I am comparing a mixture of a two component univariate gaussian fit by stan vs pyro (via NUTS). I recognize that Stan uses a derivation of NUTS, but Stan is way faster, ~4 seconds vs ~70 seconds with Pyro.
Stan model
library(rstan)
set.seed(1)
n <- 1000
K <- 2
alpha <- c(0.3, 0.7)
mu <- c(3, 7)
sigma <- 0.1
z <- sample(length(alpha), size=n, replace=TRUE, prob=alpha)
data <- rnorm(n, mu[z], sigma)
stancode <- "
data {
int N;
int K;
vector[N] y;
// priors
vector<lower=0>[K] mu0;
real<lower=0> sigma0;
real<lower=0> alpha0;
real<lower=0> beta0;
vector<lower=0>[K] pi0;
}
parameters {
vector[K] mu;
simplex[K] theta;
real<lower=0> sigma;
}
model {
real contributions[K];
mu ~ normal(mu0, sigma0);
theta ~ dirichlet(pi0);
sigma ~ gamma(alpha0, beta0);
for (n in 1:N) {
for (k in 1:K) {
contributions[k] = log(theta[k]) + normal_lpdf(y[n] | mu[k], sigma);
}
target += log_sum_exp(contributions);
}
}
"
stan_data <- list(N=length(data),
K=length(alpha),
y=data,
mu0=c(3, 7),
sigma0=0.1,
pi0=c(3, 7),
alpha0=1,
beta0=1)
set.seed(1)
results <- stan(model_code=stancode,
data=stan_data,
chains=4, iter=2000,
cores=4,
seed=1)
pyro model
from numpy.random import choice, normal
from numpy import array
from torch.distributions.normal import Normal
from torch import tensor
from pyro.infer.mcmc.api import MCMC
from pyro.infer.mcmc import NUTS
from pyro.infer import config_enumerate
from pyro import distributions as dist
from pyro import plate
import pyro
pyro.set_rng_seed(1)
n = 1000
K = 2
alpha = array([0.3, 0.7])
mu = array([3, 7])
sigma = 0.1
z = choice(len(alpha), size=n, p=alpha)
data = tensor(normal(mu[z], sigma, n)).float()
@config_enumerate
def model(data, mu0, sigma0, pi0, alpha0, beta0):
# priors
mu = pyro.sample("mu", dist.Normal(mu0, sigma0).to_event(1))
theta = pyro.sample("theta", dist.Dirichlet(pi0))

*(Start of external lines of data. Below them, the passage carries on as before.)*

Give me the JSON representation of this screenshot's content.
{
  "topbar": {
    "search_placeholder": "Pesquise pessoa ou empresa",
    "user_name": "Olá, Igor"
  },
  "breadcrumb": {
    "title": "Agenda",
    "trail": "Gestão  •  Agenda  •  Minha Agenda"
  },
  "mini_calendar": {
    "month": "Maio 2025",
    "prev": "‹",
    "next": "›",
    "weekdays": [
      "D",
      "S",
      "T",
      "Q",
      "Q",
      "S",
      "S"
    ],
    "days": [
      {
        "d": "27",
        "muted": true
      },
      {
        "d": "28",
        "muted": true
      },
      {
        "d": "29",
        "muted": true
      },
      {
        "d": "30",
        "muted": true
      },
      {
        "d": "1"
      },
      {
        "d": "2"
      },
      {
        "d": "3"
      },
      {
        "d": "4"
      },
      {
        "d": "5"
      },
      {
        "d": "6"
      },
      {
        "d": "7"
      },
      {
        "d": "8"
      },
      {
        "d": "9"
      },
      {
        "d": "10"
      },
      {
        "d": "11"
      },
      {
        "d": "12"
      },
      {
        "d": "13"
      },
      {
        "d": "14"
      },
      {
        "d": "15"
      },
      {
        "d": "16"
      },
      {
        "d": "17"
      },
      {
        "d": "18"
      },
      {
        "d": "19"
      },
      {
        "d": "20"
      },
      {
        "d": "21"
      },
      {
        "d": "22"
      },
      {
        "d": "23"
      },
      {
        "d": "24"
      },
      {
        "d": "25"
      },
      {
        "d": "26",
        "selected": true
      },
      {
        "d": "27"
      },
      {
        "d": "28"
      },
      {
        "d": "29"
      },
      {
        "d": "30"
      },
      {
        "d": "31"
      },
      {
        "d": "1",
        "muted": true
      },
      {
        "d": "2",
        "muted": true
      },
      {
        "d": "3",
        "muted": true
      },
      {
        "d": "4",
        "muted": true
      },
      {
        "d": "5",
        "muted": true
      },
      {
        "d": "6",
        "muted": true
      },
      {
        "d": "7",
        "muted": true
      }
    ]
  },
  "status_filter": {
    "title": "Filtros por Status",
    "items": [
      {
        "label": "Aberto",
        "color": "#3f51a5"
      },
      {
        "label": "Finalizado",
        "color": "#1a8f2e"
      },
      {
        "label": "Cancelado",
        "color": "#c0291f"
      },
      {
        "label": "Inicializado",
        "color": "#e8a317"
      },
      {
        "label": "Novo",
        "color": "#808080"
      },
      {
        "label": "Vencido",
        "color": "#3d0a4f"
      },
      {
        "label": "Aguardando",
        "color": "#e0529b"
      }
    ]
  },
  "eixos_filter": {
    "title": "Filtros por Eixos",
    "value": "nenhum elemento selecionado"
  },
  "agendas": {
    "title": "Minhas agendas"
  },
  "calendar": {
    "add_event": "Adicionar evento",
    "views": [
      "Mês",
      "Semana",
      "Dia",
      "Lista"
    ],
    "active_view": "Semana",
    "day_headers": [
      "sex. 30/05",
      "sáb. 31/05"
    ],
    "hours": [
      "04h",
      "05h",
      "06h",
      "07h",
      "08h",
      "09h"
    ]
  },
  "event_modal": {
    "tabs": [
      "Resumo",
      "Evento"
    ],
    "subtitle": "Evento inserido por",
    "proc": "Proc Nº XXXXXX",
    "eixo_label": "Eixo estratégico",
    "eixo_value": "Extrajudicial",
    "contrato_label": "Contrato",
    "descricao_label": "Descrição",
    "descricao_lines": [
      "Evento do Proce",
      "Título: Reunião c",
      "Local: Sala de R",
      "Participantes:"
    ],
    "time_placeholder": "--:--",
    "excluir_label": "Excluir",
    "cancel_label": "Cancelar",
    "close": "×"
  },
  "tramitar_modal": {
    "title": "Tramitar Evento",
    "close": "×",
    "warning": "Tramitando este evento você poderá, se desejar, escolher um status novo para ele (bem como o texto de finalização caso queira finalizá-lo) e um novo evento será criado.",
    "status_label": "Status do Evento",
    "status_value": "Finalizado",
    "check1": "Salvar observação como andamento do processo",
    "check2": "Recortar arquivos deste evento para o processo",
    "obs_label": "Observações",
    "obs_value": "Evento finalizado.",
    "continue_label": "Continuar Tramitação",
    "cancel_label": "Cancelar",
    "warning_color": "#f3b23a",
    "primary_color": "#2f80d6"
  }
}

sigma = pyro.sample("sigma", dist.Gamma(alpha0, beta0))
with pyro.plate('data', len(data)):
Z = pyro.sample('Z', dist.Categorical(theta))
pyro.sample('obs', dist.Normal(mu[Z], sigma), obs=data)
kernel = NUTS(model)
mcmc = MCMC(kernel, num_samples=1000, warmup_steps=1000, num_chains=4)
mcmc.run(data, tensor([3., 7.]), 0.1, tensor([3., 7.]), 1., 1.)
Am I doing something wrong in pyro model that is causing a slowdown? Is Stan just better tuned for MCMC than Pyro for this type of model?